Log Inputs, Outputs, and Token Usage

When production breaks at 3 AM, you’ll want the conversation log and cost data ready. Add logging directly into your chat() function:

import logging

logging.basicConfig(
    filename="chatbot.log",
    level=logging.INFO,
    format="%(asctime)s | %(message)s"
)

def chat(user_message: str) -> str:
    conversation_history.append({"role": "user", "content": user_message})
    logging.info(f"USER: {user_message}")

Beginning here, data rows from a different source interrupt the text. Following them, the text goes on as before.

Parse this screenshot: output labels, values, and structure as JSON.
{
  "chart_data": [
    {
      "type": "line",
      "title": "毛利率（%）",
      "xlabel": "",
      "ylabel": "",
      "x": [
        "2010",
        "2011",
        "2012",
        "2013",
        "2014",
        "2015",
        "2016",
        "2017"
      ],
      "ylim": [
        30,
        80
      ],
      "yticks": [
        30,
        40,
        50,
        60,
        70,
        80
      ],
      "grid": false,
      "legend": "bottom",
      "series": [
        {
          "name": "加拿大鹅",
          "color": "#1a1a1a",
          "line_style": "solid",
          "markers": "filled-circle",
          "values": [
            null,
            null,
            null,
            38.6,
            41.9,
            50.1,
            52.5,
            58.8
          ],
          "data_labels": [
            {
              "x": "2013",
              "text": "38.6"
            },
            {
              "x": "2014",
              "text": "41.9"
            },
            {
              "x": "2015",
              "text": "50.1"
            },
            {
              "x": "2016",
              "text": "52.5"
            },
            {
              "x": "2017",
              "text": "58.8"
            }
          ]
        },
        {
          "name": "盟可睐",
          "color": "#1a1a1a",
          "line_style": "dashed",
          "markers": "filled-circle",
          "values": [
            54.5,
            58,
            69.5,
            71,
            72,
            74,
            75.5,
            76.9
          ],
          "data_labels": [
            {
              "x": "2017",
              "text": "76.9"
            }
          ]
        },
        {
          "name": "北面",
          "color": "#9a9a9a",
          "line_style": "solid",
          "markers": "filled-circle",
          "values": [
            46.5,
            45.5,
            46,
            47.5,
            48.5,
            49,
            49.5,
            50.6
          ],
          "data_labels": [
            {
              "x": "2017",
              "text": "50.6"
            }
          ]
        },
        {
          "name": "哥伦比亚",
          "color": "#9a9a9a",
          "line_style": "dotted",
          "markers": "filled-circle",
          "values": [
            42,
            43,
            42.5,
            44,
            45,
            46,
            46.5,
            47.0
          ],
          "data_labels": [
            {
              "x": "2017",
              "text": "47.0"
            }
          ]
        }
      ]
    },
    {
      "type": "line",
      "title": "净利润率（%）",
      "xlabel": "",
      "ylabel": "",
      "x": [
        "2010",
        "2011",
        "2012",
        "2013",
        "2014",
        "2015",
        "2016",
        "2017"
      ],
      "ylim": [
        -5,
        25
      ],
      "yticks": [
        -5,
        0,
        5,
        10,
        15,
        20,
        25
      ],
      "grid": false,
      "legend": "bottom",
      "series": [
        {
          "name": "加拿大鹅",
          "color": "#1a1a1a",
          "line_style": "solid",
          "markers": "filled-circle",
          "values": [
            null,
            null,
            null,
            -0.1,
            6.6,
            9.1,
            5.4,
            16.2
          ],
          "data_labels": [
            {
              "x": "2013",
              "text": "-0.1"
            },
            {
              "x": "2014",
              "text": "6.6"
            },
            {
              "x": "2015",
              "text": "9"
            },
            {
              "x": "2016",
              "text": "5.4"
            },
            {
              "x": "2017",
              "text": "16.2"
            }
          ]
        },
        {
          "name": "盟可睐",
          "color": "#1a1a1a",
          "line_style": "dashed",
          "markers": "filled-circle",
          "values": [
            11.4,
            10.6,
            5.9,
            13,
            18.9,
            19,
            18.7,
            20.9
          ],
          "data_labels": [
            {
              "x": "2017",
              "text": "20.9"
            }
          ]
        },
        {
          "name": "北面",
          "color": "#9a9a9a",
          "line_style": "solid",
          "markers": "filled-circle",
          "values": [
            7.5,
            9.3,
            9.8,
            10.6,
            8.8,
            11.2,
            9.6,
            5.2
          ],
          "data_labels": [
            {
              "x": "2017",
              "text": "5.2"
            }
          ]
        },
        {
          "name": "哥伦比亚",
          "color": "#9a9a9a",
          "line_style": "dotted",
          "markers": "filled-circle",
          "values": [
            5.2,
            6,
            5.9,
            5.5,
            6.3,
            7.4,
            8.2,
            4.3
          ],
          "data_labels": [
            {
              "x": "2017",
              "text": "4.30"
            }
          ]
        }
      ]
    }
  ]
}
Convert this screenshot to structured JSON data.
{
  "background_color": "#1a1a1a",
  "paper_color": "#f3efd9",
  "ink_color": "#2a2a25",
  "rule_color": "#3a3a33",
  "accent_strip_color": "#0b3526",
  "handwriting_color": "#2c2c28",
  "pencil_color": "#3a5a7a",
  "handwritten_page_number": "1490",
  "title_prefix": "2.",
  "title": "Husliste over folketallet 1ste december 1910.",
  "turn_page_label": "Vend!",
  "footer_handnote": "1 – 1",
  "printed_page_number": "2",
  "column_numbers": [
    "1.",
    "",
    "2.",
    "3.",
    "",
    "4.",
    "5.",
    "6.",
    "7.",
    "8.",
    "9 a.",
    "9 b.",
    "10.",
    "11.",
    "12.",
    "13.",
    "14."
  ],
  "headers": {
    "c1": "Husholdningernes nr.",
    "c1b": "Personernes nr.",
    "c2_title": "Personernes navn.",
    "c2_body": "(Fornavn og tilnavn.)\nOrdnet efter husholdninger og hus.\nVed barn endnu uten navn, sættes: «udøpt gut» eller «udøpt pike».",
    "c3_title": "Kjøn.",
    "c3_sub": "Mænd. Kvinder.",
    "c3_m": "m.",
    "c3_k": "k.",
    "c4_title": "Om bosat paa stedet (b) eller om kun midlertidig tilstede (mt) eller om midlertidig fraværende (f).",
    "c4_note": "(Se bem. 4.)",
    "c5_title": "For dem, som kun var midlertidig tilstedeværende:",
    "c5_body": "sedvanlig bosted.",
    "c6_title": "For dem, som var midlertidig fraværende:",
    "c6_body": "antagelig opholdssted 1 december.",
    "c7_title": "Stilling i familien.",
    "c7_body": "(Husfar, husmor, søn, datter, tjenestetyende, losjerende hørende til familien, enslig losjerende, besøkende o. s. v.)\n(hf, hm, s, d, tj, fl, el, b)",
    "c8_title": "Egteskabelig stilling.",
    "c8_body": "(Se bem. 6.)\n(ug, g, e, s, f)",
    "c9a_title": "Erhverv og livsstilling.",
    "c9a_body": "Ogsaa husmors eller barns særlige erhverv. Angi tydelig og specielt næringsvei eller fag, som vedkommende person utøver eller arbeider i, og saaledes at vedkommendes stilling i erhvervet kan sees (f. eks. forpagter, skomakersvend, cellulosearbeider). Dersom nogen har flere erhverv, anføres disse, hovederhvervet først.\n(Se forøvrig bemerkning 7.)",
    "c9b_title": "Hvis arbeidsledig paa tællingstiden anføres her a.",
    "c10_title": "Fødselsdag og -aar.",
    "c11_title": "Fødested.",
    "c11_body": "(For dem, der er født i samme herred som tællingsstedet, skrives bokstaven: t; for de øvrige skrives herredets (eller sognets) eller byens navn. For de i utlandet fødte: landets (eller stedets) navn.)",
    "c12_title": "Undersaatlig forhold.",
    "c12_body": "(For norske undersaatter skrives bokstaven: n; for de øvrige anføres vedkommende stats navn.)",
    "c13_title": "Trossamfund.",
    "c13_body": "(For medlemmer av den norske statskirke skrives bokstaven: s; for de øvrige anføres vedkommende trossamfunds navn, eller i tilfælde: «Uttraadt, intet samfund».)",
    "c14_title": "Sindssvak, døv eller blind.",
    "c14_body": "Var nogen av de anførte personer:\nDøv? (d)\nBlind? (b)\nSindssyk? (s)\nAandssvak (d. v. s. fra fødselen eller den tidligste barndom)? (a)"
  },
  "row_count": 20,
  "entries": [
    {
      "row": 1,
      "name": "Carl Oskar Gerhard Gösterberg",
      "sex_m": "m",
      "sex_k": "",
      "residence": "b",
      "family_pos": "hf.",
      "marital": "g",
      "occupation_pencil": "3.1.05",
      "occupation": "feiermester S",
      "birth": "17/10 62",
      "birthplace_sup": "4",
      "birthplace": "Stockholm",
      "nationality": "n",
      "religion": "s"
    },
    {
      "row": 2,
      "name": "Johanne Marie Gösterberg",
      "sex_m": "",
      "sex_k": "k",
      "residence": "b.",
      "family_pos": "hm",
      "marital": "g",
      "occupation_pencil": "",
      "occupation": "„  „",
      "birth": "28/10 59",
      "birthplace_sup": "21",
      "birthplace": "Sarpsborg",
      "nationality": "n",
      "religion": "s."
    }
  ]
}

    response = client.chat.completions.create(
        model="gpt-4o-mini",
        messages=conversation_history
    )

    assistant_reply = response.choices[0].message.content
    usage = response.usage
    conversation_history.append({"role": "assistant", "content": assistant_reply})
    logging.info(f"ASSISTANT: {assistant_reply}")
    logging.info(f"TOKENS: prompt={usage.prompt_tokens}, completion={usage.completion_tokens}, total={usage.total_tokens}")
    return assistant_reply

Set a daily alert if cumulative tokens exceed, say, 500K — that’s roughly $0.075 in input costs on gpt-4o-mini, a reasonable sanity check. Month-end billing surprises are far worse than a noisy alert.

You now have a working multi-turn chatbot: streaming, retry logic, persistence, and cost controls. Add a FastAPI layer to expose it as an API, wire it into a Telegram bot, or connect it to a vector database for RAG. The conversation loop stays exactly the same.